The ultimate places to visit in the outer Solar System though? That would be Europa and Pluto. I’m a bit obsessed with ice.
10) How does high altitude affect people? Are the Colorado Rockies different than other mountain ranges in this regard?
High altitude affects everyone differently. Some people acclimatize really well, others take longer. You can be really fit and still suffer from altitude sickness. My first time to Everest base camp, I was 22 years old. I was young, strong, fit and still felt the effects – rather potently since I ascended too quickly. Your body simply needs time to acclimatize (get used to the lower levels of oxygen) and you cannot rush it.
Since that initial experience, I’ve spent a lot of time at high altitude, including living at 15,000 ft. for week- and month-long stretches. Part of my training with Project PoSSUM last year included hypoxia awareness up to 22,000 feet in a high-altitude chamber. Despite “climbing” to this altitude within 20 minutes, I was still lucid and communicating with the crew, flying the simulated plane – perhaps from all the time I’ve spent up high or something genetic? The human body is truly incredible!
The Colorado Rockies are home to nearly 60 peaks over 14,000 ft. But they’re not significantly glaciated or as high as other mountain regions in the world (e.g., Himalaya, Andes, Alps). Comparatively, they’re easier to climb, but still demand respect.
11) What strange or interesting things have you experienced at high altitude?
Altitude does strange things to your mind.
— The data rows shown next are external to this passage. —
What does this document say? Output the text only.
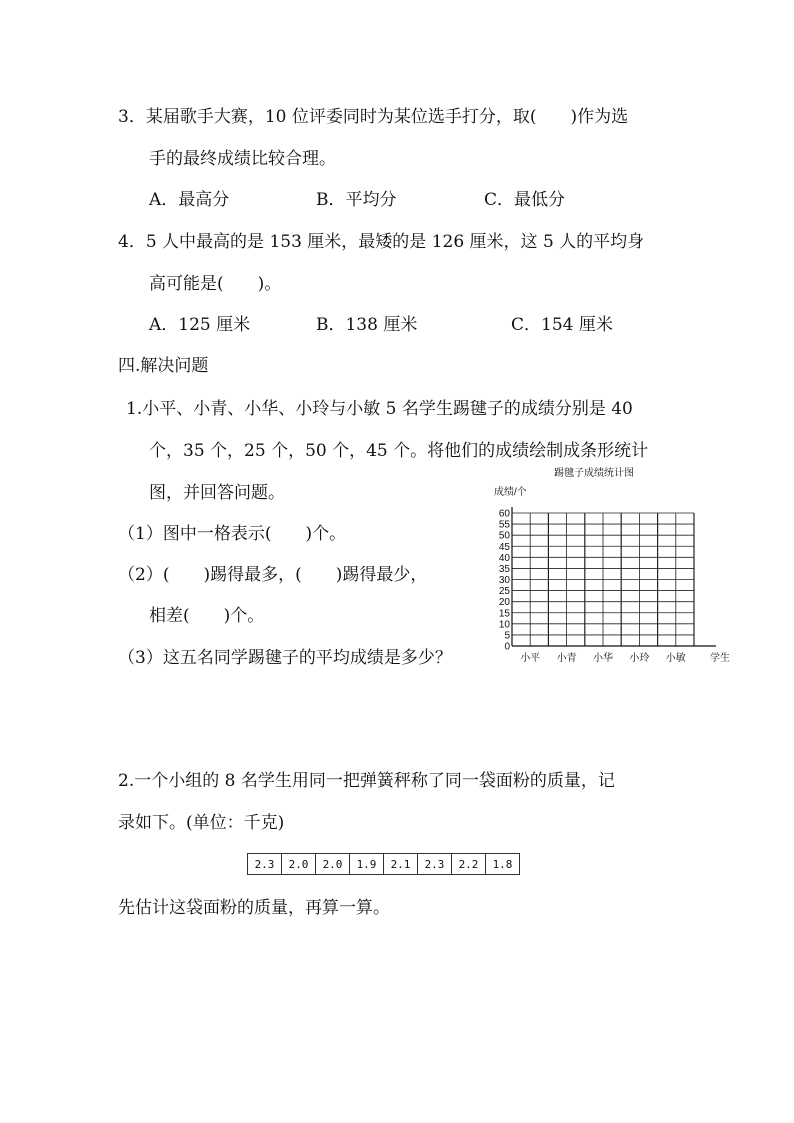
3．某届歌手大赛，10 位评委同时为某位选手打分，取(　　)作为选
手的最终成绩比较合理。
A．最高分	B．平均分	C．最低分
4．5 人中最高的是 153 厘米，最矮的是 126 厘米，这 5 人的平均身
高可能是(　　)。
A．125 厘米	B．138 厘米	C．154 厘米
四.解决问题
1.小平、小青、小华、小玲与小敏 5 名学生踢毽子的成绩分别是 40
个，35 个，25 个，50 个，45 个。将他们的成绩绘制成条形统计
图，并回答问题。
（1）图中一格表示(　　)个。
（2）(　　)踢得最多，(　　)踢得最少，
相差(　　)个。
（3）这五名同学踢毽子的平均成绩是多少？
踢毽子成绩统计图
成绩/个
0
5
10
15
20
25
30
35
40
45
50
55
60
小平 小青 小华 小玲 小敏 学生
2.一个小组的 8 名学生用同一把弹簧秤称了同一袋面粉的质量，记
录如下。(单位：千克)
2.3	2.0	2.0	1.9	2.1	2.3	2.2	1.8
先估计这袋面粉的质量，再算一算。
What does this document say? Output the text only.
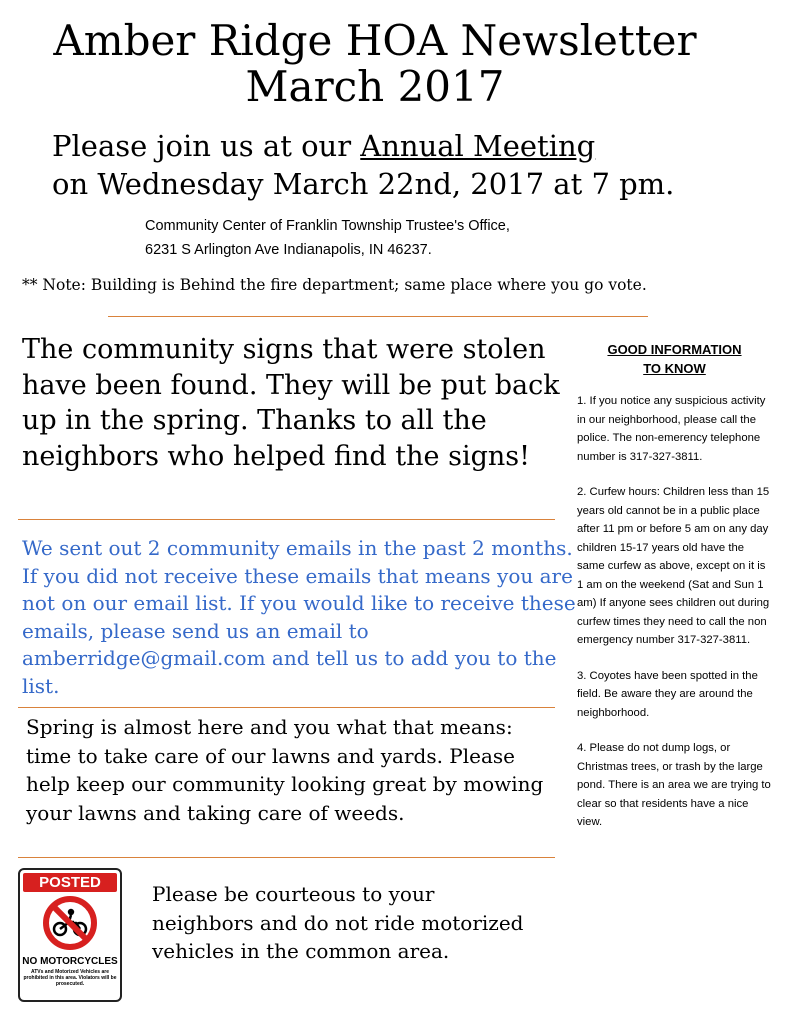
Amber Ridge HOA Newsletter
March 2017
Please join us at our Annual Meeting
on Wednesday March 22nd, 2017 at 7 pm.
Community Center of Franklin Township Trustee's Office,
6231 S Arlington Ave Indianapolis, IN 46237.
** Note: Building is Behind the fire department; same place where you go vote.

The community signs that were stolen have been found. They will be put back up in the spring. Thanks to all the neighbors who helped find the signs!

We sent out 2 community emails in the past 2 months. If you did not receive these emails that means you are not on our email list. If you would like to receive these emails, please send us an email to amberridge@gmail.com and tell us to add you to the list.

Spring is almost here and you what that means: time to take care of our lawns and yards. Please help keep our community looking great by mowing your lawns and taking care of weeds.

POSTED
NO MOTORCYCLES
ATVs and Motorized Vehicles are prohibited in this area. Violators will be prosecuted.

Please be courteous to your neighbors and do not ride motorized vehicles in the common area.

GOOD INFORMATION
TO KNOW

1. If you notice any suspicious activity in our neighborhood, please call the police. The non-emerency telephone number is 317-327-3811.

2. Curfew hours: Children less than 15 years old cannot be in a public place after 11 pm or before 5 am on any day children 15-17 years old have the same curfew as above, except on it is 1 am on the weekend (Sat and Sun 1 am) If anyone sees children out during curfew times they need to call the non emergency number 317-327-3811.

3. Coyotes have been spotted in the field. Be aware they are around the neighborhood.

4. Please do not dump logs, or Christmas trees, or trash by the large pond. There is an area we are trying to clear so that residents have a nice view.
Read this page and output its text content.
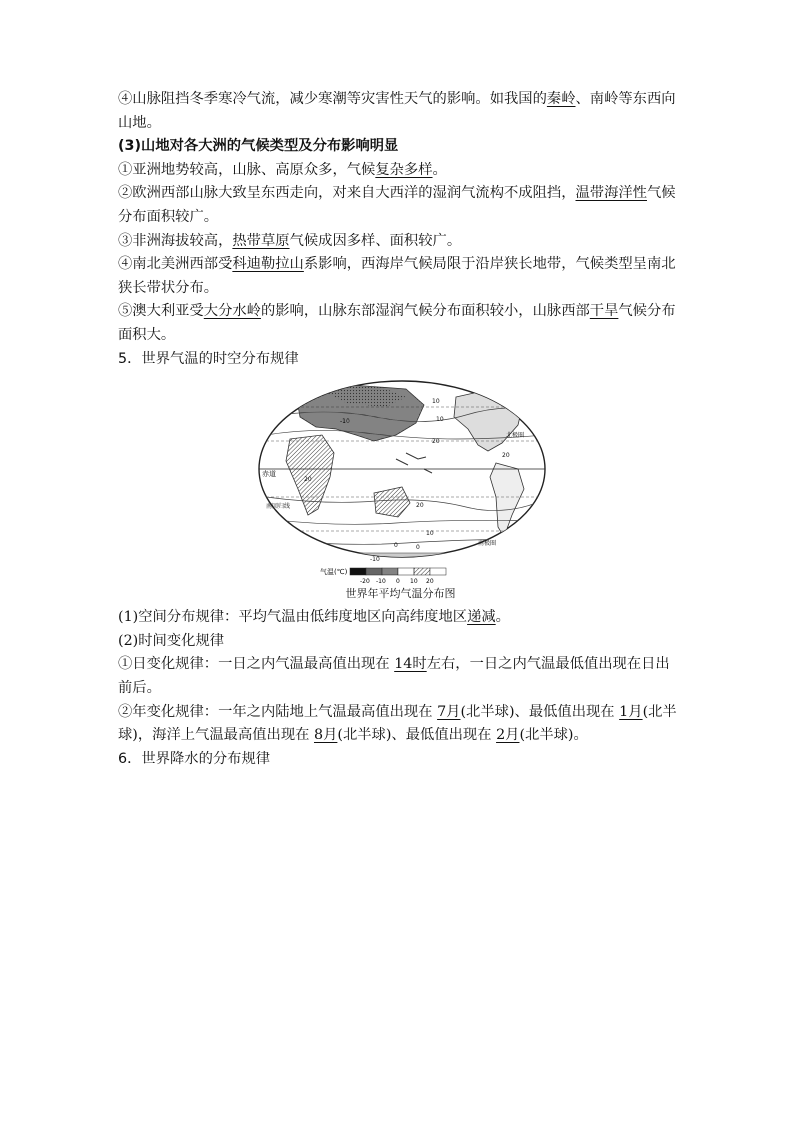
④山脉阻挡冬季寒冷气流，减少寒潮等灾害性天气的影响。如我国的秦岭、南岭等东西向山地。

(3)山地对各大洲的气候类型及分布影响明显

①亚洲地势较高，山脉、高原众多，气候复杂多样。

②欧洲西部山脉大致呈东西走向，对来自大西洋的湿润气流构不成阻挡，温带海洋性气候分布面积较广。

③非洲海拔较高，热带草原气候成因多样、面积较广。

④南北美洲西部受科迪勒拉山系影响，西海岸气候局限于沿岸狭长地带，气候类型呈南北狭长带状分布。

⑤澳大利亚受大分水岭的影响，山脉东部湿润气候分布面积较小，山脉西部干旱气候分布面积大。

5．世界气温的时空分布规律

赤道
南回归线
北极圈
南极圈
10
10
20
20
20
20
10
0	0
-10
-10
气温(℃)
-20 -10 0 10 20
世界年平均气温分布图

(1)空间分布规律：平均气温由低纬度地区向高纬度地区递减。

(2)时间变化规律

①日变化规律：一日之内气温最高值出现在 14时左右，一日之内气温最低值出现在日出前后。

②年变化规律：一年之内陆地上气温最高值出现在 7月(北半球)、最低值出现在 1月(北半球)，海洋上气温最高值出现在 8月(北半球)、最低值出现在 2月(北半球)。

6．世界降水的分布规律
Never have I had such vivid and lucid dreams as I have up there. I’ve woken to nebulous dark figures standing over me; figures disappearing into walls; as well as experienced very calming presences while on difficult routes on peaks.
12) Would you ever take a vacation and just relax in man-made luxury for a week? Or must your travel all include nature and adventure?
Absolutely! Everyone needs to relax and recharge, and I’m no different. My favorite locale for this is Hawaii. Last time I was there I signed up to go snorkeling at night with the manta rays off the coast of Kona. It was an incredible experience. Ok, ok, and adventurous. I can’t help it!
13) Who shot first? Han or Greedo?
What kind of question is that? 😉 Han!
I met Ulyana through my Space Hipster friend Ron Sparkman. I caught up to her at The Space Foundation in Colorado Springs after Ulyana and Ron climbed the Manitou Incline. It also happened to be in the middle of a tornado watch! All in a day’s excitement.
She told me about her experience with attempted demon snuggling at high altitude in Nepal.